Das Oberlandesgericht Wien hat als Berufungsgericht durch den Senatspräsidenten Mag. Hofmann (Vorsitzender) sowie die Richter Mag. Eberwein und Mag. Pinter in der Rechtssache der klagenden Partei A* , geboren am **, **, vertreten durch Dr. Florian Knaipp, Rechtsanwalt in Wien, wider die beklagte Partei B* Limited , M-**, vertreten durch Mag. Patrick Bugelnig, LL.M., Rechtsanwalt in Wien, wegen EUR 19.453,53 sA über die Berufung der beklagten Partei gegen das Urteil des Landesgerichts Krems an der Donau vom 28.8.2025, **-10, in nicht öffentlicher Sitzung zu Recht erkannt:
Der Berufung wird nicht Folge gegeben.
Die beklagte Partei ist schuldig, der klagenden Partei die mit EUR 2.220,42 (darin EUR 370,07 USt) bestimmten Kosten des Berufungsverfahrens binnen 14 Tagen zu ersetzen.
Die ordentliche Revision ist nicht zulässig.
Entscheidungsgründe
Die Beklagte, eine Gesellschaft mit Sitz in Malta, die im verfahrensgegenständlichen Zeitraum über eine maltesische, nicht aber über eine österreichische Glücksspiellizenz verfügte, bot über die deutschsprachige Website ** Online-Glücksspiele an. Die Klägerin erlitt beim Spiel auf dieser Website im Zeitraum 23.9.2019 bis 8.8.2023 Verluste in Höhe von EUR 19.453,53.
Die Klägerinbegehrte die Rückzahlung ihrer Verluste samt 4% Zinsen seit dem Tag nach der letzten Einzahlung und brachte zusammengefasst vor, da die Beklagte Online-Glücksspiele anbiete und dafür keine Lizenz nach dem GSpG habe, könne sie ihre Spielverluste zurückfordern. Es sei österreichisches Recht anwendbar. Das österreichische Glücksspielmonopol verstoße nach ständiger Rechtsprechung der Höchstgerichte nicht gegen das Unionsrecht und die Dienstleistungsfreiheit.
Die Beklagtebeantragte Klageabweisung. Sie verfüge über eine aufrechte maltesische Glücksspielkonzession und sei daher aufgrund der Dienstleistungsfreiheit berechtigt, Glücksspiele im Internet anzubieten. Das GSpG verstoße – aus umfangreich dargestellten Gründen – gegen das Unionsrecht. Die dem Primärrecht entgegenstehenden Normen des Glücksspielgesetzes hätten aufgrund des Primats des Unionsrechts unberücksichtigt zu bleiben. Es sei maltesisches Recht anzuwenden, die Verträge zwischen den Parteien seien weder nichtig noch rückabwickelbar. Zinsen ständen ab dem Tag nach Zustellung der Klage zu.

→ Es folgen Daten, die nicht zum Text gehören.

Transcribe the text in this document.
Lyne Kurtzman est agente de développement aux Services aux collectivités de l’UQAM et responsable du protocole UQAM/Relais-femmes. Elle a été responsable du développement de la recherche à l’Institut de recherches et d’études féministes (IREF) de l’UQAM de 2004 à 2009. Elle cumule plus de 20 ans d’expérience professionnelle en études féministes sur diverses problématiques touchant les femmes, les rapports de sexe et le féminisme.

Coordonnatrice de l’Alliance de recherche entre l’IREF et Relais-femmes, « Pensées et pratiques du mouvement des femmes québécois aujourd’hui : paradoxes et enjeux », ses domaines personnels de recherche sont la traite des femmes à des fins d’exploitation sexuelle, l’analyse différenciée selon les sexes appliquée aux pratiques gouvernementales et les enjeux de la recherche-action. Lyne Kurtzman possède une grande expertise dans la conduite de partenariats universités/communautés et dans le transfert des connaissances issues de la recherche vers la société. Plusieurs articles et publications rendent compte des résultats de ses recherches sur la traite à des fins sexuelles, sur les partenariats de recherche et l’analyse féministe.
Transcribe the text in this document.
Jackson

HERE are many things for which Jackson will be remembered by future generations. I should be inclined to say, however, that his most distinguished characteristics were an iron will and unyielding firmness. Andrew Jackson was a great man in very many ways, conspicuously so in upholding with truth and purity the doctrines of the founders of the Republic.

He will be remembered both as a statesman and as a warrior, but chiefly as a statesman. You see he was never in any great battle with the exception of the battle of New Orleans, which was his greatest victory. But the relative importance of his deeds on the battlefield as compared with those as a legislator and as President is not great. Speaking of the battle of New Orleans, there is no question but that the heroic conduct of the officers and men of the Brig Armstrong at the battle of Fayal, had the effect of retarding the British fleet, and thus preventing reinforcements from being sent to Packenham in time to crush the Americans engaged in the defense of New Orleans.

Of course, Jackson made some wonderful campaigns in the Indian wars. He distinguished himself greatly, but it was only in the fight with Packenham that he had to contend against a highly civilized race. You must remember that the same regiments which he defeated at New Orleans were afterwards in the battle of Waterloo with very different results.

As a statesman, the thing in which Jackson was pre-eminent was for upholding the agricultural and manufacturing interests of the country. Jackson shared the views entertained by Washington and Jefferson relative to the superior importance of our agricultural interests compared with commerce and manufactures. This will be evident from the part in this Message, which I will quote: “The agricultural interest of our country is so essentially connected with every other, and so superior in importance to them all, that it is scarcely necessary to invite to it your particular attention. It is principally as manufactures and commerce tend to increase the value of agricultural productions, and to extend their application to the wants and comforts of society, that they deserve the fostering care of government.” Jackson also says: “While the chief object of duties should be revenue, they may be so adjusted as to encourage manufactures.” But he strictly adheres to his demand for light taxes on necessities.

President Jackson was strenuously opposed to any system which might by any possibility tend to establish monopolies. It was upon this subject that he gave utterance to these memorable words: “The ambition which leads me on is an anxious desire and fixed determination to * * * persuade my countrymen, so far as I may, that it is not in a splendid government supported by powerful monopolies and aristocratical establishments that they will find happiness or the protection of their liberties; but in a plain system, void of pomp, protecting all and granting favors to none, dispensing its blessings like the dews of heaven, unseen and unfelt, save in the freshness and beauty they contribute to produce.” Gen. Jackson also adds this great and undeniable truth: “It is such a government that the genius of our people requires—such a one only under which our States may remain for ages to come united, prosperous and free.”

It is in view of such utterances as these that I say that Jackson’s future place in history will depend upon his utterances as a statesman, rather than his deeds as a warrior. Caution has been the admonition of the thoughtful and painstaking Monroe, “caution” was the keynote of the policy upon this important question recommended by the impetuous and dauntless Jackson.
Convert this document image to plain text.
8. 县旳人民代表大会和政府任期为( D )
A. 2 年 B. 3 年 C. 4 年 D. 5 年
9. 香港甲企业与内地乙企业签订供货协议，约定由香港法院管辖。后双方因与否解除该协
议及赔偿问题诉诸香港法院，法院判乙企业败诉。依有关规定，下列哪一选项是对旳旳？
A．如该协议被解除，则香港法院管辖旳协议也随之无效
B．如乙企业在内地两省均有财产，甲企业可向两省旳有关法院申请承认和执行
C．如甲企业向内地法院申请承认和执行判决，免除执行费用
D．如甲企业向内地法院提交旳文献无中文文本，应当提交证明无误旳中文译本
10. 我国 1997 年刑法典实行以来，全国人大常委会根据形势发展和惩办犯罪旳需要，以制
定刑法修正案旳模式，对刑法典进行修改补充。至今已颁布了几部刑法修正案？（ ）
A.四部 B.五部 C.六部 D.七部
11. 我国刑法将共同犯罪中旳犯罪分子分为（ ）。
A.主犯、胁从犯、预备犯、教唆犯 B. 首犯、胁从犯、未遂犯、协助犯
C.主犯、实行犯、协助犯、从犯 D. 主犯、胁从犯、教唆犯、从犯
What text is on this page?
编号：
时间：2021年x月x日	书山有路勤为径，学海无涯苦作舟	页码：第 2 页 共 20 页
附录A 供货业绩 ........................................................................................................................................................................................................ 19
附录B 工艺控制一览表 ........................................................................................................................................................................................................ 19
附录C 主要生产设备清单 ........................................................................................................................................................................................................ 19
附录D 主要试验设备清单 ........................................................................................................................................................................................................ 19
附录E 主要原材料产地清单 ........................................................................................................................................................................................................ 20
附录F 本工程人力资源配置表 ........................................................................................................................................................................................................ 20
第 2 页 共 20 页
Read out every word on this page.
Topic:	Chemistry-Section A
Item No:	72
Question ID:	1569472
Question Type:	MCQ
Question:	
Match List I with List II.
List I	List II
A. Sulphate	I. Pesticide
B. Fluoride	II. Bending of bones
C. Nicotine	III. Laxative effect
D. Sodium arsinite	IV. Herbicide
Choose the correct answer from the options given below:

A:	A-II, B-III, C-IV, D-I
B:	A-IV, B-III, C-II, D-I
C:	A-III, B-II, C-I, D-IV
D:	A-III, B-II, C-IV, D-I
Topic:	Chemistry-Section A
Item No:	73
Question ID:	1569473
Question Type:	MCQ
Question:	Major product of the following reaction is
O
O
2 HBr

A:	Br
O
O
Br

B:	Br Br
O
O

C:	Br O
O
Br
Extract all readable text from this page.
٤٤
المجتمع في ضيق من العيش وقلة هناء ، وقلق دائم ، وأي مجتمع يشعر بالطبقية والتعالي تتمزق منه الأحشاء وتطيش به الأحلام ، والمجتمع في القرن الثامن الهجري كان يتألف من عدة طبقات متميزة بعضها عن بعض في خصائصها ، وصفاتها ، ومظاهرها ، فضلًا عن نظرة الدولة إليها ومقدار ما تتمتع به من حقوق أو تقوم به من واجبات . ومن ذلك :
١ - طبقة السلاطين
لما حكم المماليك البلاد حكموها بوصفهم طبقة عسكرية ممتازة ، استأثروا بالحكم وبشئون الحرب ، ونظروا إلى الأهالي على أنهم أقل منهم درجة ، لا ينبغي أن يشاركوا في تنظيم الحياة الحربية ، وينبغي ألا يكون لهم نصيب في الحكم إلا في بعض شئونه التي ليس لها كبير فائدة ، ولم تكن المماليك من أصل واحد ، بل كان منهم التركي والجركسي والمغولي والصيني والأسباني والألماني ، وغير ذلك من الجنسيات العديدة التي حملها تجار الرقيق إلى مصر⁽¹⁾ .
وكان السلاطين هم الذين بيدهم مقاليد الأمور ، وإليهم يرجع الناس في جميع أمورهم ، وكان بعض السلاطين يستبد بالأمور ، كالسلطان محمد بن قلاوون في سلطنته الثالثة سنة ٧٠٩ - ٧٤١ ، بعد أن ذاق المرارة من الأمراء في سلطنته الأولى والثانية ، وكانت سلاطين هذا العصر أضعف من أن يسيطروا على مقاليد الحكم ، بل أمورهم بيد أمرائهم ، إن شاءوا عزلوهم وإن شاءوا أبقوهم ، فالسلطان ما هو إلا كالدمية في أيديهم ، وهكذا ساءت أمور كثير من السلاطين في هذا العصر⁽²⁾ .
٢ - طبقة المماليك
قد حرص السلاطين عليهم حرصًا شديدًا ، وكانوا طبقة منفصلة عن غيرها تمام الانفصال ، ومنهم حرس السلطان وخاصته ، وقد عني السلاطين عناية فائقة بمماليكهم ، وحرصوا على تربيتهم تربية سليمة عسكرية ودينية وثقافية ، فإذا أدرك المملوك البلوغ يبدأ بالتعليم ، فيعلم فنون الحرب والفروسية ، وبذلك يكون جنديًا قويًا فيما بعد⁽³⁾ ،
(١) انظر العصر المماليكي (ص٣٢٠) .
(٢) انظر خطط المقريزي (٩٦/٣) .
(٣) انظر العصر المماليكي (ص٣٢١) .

Mit dem angefochtenen Urteil gab das Erstgericht der Klage statt. Es traf die auf Seite 2 der Urteilsausfertigung ersichtlichen Feststellungen, auf die verwiesen wird. In rechtlicher Hinsicht führte es zusammengefasst aus, es sei österreichisches Recht anwendbar. Nach ständiger Judikatur verstoße das österreichische Glücksspielmonopol nicht gegen das Unionsrecht. Die von der Klägerin auf Grundlage von unerlaubten und damit unwirksamen Glücksspielverträgen geleisteten Einsätze habe die Beklagte daher zurückzuzahlen. Die Klägerin könne Vergütungszinsen ab dem der letzten Einzahlung folgenden Tag begehren. Die Anträge auf Einholung von Sachverständigengutachten aus den Fachbereichen Marktforschung und Werbepsychologie sowie zum maltesischen Recht seien mangels rechtlicher Relevanz abzuweisen gewesen.
Dagegen richtet sich die Berufung der Beklagten wegen Mangelhaftigkeit des Verfahrens und unrichtiger rechtlicher Beurteilung mit dem Abänderungsantrag, das Klagebegehren abzuweisen; hilfsweise wurde ein Aufhebungsantrag gestellt.
Die Klägerin beantragt, der Berufung nicht Folge zu geben.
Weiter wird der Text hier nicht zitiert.